Невдалеке пожилая русская женщина учила ребенка ходить,
держа его за руки. У ребенка в каждой ручонке было по бублику, и он то и дело
ронял их. Женщина терпеливо поднимала бублики и, обтерев, снова отдавала
ребенку.
Прошел русский солдат под руку с русской женщиной. Вдали
мелькали фигуры гулявших.
Все это было малоинтересно.
Я хотел уже встать и уйти, но вдруг... вот он!
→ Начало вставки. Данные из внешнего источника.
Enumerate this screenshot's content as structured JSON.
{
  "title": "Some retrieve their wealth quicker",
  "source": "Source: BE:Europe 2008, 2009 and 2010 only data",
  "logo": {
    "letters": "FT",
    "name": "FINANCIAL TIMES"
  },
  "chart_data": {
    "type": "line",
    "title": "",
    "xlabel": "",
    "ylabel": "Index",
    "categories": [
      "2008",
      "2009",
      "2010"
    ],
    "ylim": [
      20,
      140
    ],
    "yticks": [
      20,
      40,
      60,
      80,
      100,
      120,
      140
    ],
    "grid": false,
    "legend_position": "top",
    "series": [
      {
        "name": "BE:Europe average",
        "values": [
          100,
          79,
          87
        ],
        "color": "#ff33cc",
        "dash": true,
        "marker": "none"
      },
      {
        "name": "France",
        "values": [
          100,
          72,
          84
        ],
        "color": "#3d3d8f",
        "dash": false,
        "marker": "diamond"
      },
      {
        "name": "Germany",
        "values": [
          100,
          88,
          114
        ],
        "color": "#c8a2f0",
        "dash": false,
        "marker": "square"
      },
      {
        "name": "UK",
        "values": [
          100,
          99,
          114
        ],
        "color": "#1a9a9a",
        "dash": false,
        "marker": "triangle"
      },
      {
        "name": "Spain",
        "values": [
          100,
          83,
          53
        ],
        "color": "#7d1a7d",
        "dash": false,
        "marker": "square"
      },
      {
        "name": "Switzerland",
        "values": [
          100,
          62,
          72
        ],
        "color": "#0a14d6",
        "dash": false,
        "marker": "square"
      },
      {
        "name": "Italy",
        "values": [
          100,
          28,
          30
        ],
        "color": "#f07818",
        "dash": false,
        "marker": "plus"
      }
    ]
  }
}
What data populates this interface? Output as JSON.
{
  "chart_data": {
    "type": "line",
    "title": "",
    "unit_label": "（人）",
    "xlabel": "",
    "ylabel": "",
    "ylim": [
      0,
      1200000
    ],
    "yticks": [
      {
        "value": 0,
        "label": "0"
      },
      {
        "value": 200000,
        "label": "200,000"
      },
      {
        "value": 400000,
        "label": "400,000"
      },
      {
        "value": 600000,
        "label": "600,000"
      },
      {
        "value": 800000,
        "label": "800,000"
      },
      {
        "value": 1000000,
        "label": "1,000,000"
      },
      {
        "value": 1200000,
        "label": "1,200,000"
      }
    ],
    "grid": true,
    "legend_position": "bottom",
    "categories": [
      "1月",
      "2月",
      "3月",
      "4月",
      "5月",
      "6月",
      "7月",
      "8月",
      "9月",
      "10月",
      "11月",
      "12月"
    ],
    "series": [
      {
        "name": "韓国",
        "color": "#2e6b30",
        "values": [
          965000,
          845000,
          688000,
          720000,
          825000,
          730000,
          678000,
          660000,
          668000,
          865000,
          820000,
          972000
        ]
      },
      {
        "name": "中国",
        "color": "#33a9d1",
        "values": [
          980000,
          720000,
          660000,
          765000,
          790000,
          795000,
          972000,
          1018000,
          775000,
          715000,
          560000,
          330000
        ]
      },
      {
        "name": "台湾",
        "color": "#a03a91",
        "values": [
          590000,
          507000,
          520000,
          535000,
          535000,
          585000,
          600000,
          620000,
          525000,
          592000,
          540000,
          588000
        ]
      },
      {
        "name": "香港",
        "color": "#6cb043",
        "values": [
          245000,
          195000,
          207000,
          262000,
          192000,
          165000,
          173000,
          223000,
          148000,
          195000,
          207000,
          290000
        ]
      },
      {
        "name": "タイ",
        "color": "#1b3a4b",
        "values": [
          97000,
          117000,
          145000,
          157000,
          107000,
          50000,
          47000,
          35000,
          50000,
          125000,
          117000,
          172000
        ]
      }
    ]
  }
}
Из боковой
аллеи неожиданно показался мой приятель Рзакули, учитель. Я очень обрадовался
ему. Мне сейчас же представилось: в моей комнате за столом сидим я и Рзакули и,
забыв все на свете, играем в шахматы.
Я подошел к Рзакули, схватил за руку и, не
говоря ни слова, потащил из сада. Он стал упираться.
— Куда?
— Идем, — говорю.
— Да куда ты меня тянешь?
— Пойдем, пойдем! У меня дома самовар кипит, и шахматы ждут
нас.
— Клянусь твоей драгоценной жизнью, — отвечает на это
Рзакули, — вот уже несколько дней я собираюсь сразиться с тобой в шахматы и с
лихвой отплатить за недавний предательский мат. Теперь послушай, что я тебе
скажу, мы сделаем так: зайдем по дороге к консулу, выразим ему соболезнование
по поводу смерти жены, а оттуда, не задерживаясь ни минуты, отправимся прямо к
тебе и будем играть хоть до утра.
Я задумался. Предложение Рзакули было мне не совсем по душе.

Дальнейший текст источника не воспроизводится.